その時、人でごった返した会場に悲鳴が響きわたった。
一瞬にしてふたりの表情が鋭く研ぎ澄まされる。
「血の臭い」
ぼそりと落とした瞬間、那世が止める間もなく、北瀬は床を蹴っていた。ざわめき騒ぎ、動揺に動きが乱れる人波の上をひと飛びに跳躍する。
「またあいつは……」
頭を抱えてももう遅い。それに那世にも分かっている。異能により研ぎ澄まされた彼の嗅覚が捉えたのなら、血の匂いに間違いはない。

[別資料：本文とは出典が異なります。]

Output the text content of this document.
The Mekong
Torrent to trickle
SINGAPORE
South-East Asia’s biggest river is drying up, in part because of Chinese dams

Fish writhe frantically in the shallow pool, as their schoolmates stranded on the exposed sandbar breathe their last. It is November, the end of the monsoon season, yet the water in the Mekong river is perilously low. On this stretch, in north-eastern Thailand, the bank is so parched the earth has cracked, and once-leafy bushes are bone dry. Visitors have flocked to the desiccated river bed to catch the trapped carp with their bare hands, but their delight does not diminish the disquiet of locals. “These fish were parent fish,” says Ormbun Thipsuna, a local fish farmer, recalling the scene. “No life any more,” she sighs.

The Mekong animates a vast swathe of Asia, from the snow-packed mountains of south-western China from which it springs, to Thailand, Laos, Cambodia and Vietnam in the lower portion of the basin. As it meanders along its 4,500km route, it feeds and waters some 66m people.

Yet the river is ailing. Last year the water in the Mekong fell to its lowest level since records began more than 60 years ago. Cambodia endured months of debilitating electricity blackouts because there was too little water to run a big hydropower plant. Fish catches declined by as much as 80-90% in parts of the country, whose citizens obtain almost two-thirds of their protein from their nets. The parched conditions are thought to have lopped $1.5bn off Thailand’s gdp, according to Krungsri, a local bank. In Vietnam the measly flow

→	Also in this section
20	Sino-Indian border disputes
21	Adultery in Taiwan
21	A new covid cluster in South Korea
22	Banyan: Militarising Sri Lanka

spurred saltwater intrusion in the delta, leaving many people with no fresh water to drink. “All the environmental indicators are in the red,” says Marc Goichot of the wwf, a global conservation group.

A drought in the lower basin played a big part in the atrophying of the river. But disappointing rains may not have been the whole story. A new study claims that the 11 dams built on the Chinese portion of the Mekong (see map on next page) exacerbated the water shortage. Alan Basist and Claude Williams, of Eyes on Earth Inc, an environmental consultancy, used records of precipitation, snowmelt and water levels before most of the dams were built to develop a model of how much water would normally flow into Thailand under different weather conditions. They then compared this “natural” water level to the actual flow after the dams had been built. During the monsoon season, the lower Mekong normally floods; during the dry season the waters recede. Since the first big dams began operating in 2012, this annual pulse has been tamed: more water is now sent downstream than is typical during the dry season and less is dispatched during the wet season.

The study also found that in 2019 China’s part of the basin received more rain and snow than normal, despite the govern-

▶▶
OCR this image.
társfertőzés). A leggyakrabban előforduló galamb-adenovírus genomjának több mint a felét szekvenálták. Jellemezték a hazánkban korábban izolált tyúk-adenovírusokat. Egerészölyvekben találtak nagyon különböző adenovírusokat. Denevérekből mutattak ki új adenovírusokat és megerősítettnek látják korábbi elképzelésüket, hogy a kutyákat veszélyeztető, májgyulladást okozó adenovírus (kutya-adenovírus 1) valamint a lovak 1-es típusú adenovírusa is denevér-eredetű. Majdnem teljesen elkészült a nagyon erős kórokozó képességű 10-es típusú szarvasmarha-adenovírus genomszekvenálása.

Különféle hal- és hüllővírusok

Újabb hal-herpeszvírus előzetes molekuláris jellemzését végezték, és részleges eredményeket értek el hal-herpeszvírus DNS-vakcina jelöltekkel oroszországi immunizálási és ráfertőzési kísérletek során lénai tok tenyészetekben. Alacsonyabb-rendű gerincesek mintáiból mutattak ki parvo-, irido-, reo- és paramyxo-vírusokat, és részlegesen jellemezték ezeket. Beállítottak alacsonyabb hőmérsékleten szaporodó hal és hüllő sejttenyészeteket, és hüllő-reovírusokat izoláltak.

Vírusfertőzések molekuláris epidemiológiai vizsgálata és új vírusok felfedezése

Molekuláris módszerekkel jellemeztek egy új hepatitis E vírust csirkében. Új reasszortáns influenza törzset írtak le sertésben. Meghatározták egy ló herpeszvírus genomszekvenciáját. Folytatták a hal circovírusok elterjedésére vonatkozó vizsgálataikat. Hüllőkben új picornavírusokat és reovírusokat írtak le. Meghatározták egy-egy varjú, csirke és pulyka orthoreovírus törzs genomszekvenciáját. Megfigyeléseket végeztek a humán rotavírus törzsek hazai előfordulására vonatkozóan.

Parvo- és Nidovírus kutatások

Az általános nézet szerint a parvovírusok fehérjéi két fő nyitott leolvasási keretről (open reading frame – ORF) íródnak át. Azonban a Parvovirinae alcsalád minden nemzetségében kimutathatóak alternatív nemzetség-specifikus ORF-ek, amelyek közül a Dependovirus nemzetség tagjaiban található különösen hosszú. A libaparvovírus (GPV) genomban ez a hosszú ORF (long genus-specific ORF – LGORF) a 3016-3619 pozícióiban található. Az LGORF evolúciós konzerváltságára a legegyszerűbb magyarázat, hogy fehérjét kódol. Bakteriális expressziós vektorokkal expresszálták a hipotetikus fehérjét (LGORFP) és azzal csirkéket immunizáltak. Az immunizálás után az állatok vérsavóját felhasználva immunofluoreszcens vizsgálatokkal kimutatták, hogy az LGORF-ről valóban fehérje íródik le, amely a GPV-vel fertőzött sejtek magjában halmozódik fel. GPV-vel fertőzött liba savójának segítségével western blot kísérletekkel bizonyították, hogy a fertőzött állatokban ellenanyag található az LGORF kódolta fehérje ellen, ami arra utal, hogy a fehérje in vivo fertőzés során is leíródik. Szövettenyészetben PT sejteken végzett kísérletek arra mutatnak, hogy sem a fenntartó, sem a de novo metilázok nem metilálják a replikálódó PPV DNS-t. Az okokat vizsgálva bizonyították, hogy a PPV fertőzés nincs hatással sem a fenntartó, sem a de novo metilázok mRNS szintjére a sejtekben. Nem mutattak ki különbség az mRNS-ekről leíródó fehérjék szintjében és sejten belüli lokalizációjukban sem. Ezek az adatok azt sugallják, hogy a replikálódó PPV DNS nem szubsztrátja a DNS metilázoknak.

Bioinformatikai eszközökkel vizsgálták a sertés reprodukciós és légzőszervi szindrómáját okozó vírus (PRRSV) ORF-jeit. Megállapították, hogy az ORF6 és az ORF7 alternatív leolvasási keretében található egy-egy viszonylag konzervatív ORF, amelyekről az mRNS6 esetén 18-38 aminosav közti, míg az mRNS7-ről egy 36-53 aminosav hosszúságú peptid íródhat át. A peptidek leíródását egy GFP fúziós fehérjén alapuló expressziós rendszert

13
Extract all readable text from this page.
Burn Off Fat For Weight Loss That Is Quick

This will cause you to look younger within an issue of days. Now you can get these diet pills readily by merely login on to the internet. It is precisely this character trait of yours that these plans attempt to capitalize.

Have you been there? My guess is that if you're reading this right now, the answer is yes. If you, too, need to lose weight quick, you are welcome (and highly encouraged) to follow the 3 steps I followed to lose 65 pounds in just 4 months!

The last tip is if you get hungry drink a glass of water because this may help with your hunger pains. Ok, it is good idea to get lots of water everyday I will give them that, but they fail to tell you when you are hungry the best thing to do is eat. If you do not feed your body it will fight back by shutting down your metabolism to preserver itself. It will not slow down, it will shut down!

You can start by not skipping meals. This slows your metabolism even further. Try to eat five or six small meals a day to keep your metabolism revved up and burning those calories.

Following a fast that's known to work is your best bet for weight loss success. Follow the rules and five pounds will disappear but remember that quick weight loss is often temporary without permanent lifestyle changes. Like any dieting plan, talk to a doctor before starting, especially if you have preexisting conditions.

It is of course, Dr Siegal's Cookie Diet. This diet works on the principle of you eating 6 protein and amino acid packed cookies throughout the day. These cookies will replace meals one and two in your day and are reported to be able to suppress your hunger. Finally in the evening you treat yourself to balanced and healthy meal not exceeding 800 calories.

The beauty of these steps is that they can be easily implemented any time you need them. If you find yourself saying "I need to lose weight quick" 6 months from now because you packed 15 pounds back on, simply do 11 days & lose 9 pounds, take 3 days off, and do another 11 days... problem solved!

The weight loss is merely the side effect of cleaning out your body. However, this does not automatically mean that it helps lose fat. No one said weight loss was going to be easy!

事と次第はここからは人垣に阻まれなにも掴めないが、流血沙汰なら命に関わる危険もある。だから北瀬は人混みを掻き分ける時間を惜しんだ。考えなしに飛びでたのではなく、刹那の間にそう結論して動いたのだ。ならば那世が声をかけようがかけまいが彼は跳躍していたし、残念ながら那世としても結論は同じだった。
最速で現場の確認を。
とはいえ那世には北瀬のような人並み外れた身体能力は備わっていない。混乱にざわめく人々を掻き分けるのは一苦労だ。
(どうせなら俺も担いで連れていけ)
悪態をひとつ、もはや人混みの向こうへ消え果てた相棒へぶつけ、那世は隔てる人の間をかきわけだした。